When two Pear instances connect to the same remote host broker (#126), they need lightweight coordination to avoid conflicts:

  • Session ownership: who owns which agent's PTY input? (reader/writer model — all instances receive output, only the "owner" sends input)
  • Spawn coordination: prevent both instances from simultaneously spawning the same agent
  • Conflict-free operations: stopping/releasing agents should be safe from any instance

Proposed mechanism: a RelayCast channel per project where instances broadcast presence, claim ownership of agents, and coordinate lifecycle operations. This reuses existing infrastructure.

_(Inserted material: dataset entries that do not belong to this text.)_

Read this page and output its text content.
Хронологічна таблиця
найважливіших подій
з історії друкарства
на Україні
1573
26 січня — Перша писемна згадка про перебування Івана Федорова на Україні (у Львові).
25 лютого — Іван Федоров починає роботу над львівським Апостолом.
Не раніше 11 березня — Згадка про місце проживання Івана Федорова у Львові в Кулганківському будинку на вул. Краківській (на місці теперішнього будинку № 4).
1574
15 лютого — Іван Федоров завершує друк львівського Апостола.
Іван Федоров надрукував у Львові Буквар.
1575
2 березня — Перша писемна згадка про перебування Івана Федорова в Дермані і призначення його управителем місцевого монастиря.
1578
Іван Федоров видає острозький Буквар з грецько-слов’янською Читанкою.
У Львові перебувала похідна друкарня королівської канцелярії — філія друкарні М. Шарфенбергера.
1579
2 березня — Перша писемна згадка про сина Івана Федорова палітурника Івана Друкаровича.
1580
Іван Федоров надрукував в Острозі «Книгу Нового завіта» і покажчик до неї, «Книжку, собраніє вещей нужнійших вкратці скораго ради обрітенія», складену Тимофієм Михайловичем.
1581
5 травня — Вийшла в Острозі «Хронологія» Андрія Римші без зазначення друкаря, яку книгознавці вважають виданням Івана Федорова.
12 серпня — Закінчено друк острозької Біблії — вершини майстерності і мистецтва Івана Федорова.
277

4. Presence and permissions UI

  • Show which users/instances are currently connected to the workspace
  • Per-user permission levels: owner (full control), editor (can spawn/stop agents, send input), viewer (read-only terminal, no input)
  • Visual indicator on agents showing who "owns" the active session
  • Notifications when another user takes an action (spawns agent, pushes changes)

5. PTY fan-out

When two instances are connected to the same broker, both should receive PTY output chunks. The broker already supports multiple clients — this likely works today once the workspace key issue (#125) is fixed. Needs explicit testing and deduplication hardening (existing AGENTS.md duplicate-event guidance applies).


Build Order

This feature should be built in stages, each independently shippable:

Stage 1: Read-only observer
  Second instance can join, see agents and terminal output, but cannot interact.
  Requires: #125, #126, shared project definitions, invite flow.
  ~3 weeks.

Stage 2: Full collaboration
  Both instances can spawn/stop agents, send input, manage integrations.
  Requires: Stage 1 + broker coordination + permissions.
  ~2–3 additional weeks.

Stage 3: Polish
  Presence UI, per-user permissions, notifications, conflict resolution edge cases.
  ~1 week.

What This Unlocks

  • Pair programming between two developers in real time, both watching the same agent
  • Team lead reviewing an agent run in progress without interrupting the developer
  • Same user working from two machines without losing context
  • Foundation for a web-based observer view (no Electron required to watch a session)

Files Involved

File Change
src/main/store.ts Abstract project storage behind a fetch/sync interface; add relay-backed persistence
src/main/relay-workspace.ts Add invite token generation and join-by-token flow
src/main/broker.ts Multi-instance coordination via RelayCast channel; PTY fan-out testing
src/shared/types/ipc.ts New events: workspace.onPresenceUpdate, workspace.invite, workspace.join
src/renderer/src/stores/ Presence store, permission-aware action guards
src/renderer/src/components/ Presence avatars, permissions UI, invite dialog
relay repo Relay workspace shared state primitives (if not already sufficient)

Estimated Effort

~5–6 weeks total (Stage 1: ~3 weeks, Stage 2: ~2–3 weeks, Stage 3: ~1 week).